Before the first game: Dude, I’m so stoked that it’s summer cause now I can show you guys the mad pong skills I learned at my school this year. It’s ranked a top 20 party school you know. I don’t remember where I heard that, but it’s definitely true. What? You guys play 6 cup? At my school we always play 10, but your house, your rules. Alright, I’ll take anyone as my partner and still run the table all night. I got first game!
After the first game: Dude, were those regulation size Solo cups? I don’t know, they just seemed different than the ones we use at my school. I did make two really solid shots though. Not my fault my partner couldn’t pull through and make four. Anyways, I’m way better at pong when I’m drunk. I’m too sober to play right now. I’m going to go do a keg stand and then I’m running the table!

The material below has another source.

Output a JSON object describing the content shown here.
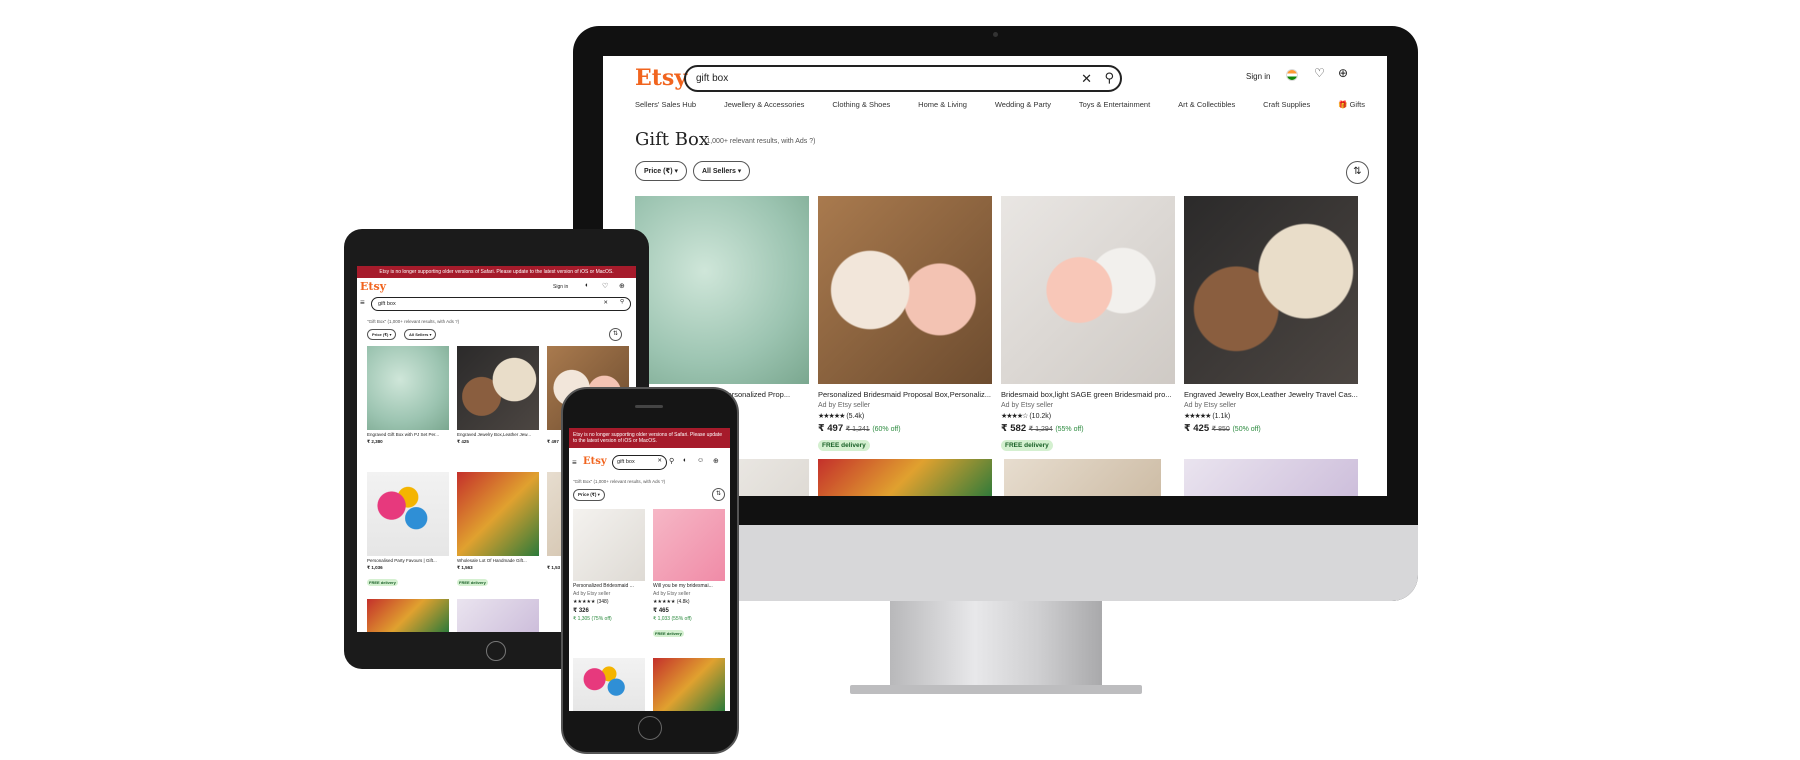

After the second game: I can’t believe they bounced on us! I know we agreed before the game that bouncing was allowed, but still there should be some kind of gentleman’s code against that sort of thing. If it had been straight shooting I totally would have won that game. I’m going to go find Dave. He’s really good at this game. Together, we’d be unstoppable on that table.
After the third game: Fuck Dave! Did you see that? We were winning and then they sank it in his drinking cup. I’m never playing with that idiot again. Doesn’t he know defense is a third of the game? Well at least I’m in my groove now though. I’m definitely winning the next game I play.
After the fourth game: Yo, those girls were so uncool the way they were distracting us! How am I supposed to sink the last cup when they use their boobs like that? They shouldn’t be allowed to bend over like that and point to them. Seriously. They were probably leaning their elbows over the table too. I should have watched more for that. I think the blonde one was kind of into me too, but no time for that now. Watch this next game and you will see why I am a true beer pong champion!
After the fifth game: Beer pong is for pussies. Anyone want to play flip cup?